ANOVAやKruskal-Wallisで有意差がでたら、次はどのペアに有意差があるのかを調べるためのpairwise comparisonsを行います。
ちなみに、もしANOVAやKruskal-Wallis testで有意差がでなければ、それ以上の解析はしない、というのが定石です。なぜでしょうか。
それは、multiple testing problemを呼ばれる、統計学では非常に重大な問題がおきるからです。
Multiple testing problem
仮に、4群比較において、ANOVAで有意差がないのに、もしくはANOVAをせずに、それぞれのペアにt-testを行なったとしましょう。t-testを行う回数(ペアの組み合わせ)は、4C2=6回となります。

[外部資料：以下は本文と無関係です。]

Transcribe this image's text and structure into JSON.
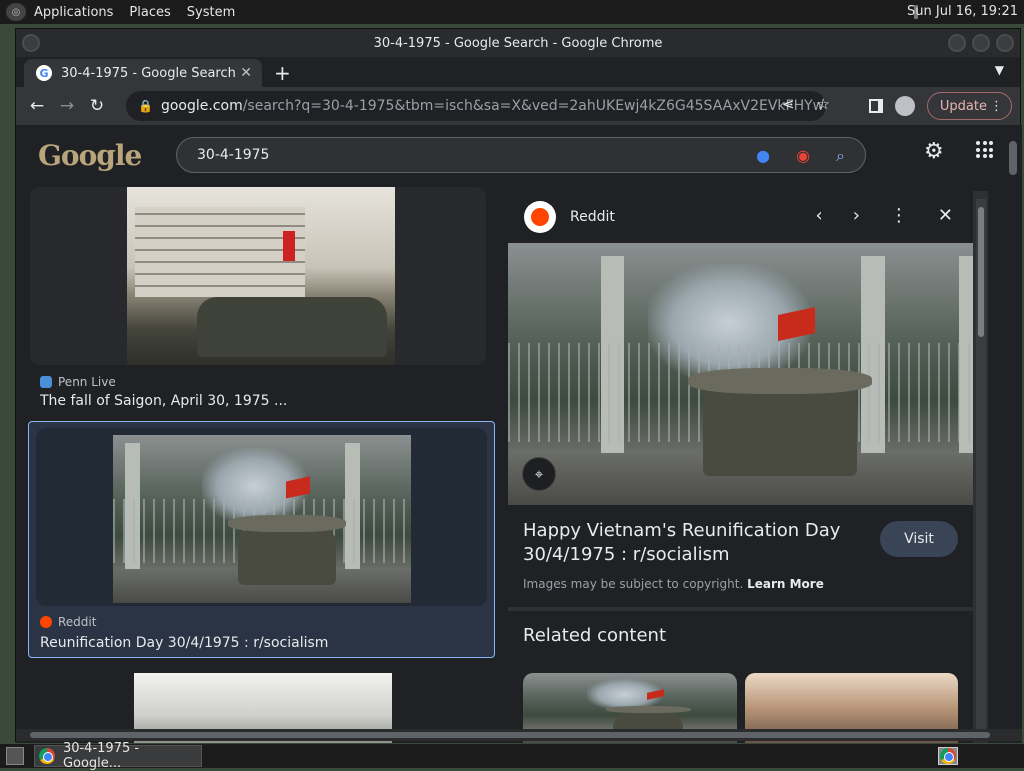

もしα=0.05とした場合、5%の確率でfalse positiveとなることを意味しています。では、6回t-testを行なった場合に1回でもfalse positiveとなる確率はいくつでしょうか?
それは、1-(0.95)6=0.26
となります。ちなみに、(0.05)6は、6回ともfalse positiveになる確率です。
簡単に言えば、一回あたり5%の確率でミスをする場合、6回行えば1/4の確率でミスが起こる、ということを意味しています。
無茶苦茶高くないですか?4回に1回はミスするんです。
これが、multiple testing problemです。統計というのは、検定をすればするほどミスする可能性が増えるんです。そのため、できる限り検定を減らす努力をしなければなりません。これは、今後ずっとつきまとってくる問題ですので、しっかりと覚えておいてください。
話は逸れますが、臨床研究を行う際、データを適当に取りまくって、いろんな解析を何度も行い、有意差を見つけた場合にそれをoutcomeとして研究を進める人がいます。いわゆる、p-hackingですね。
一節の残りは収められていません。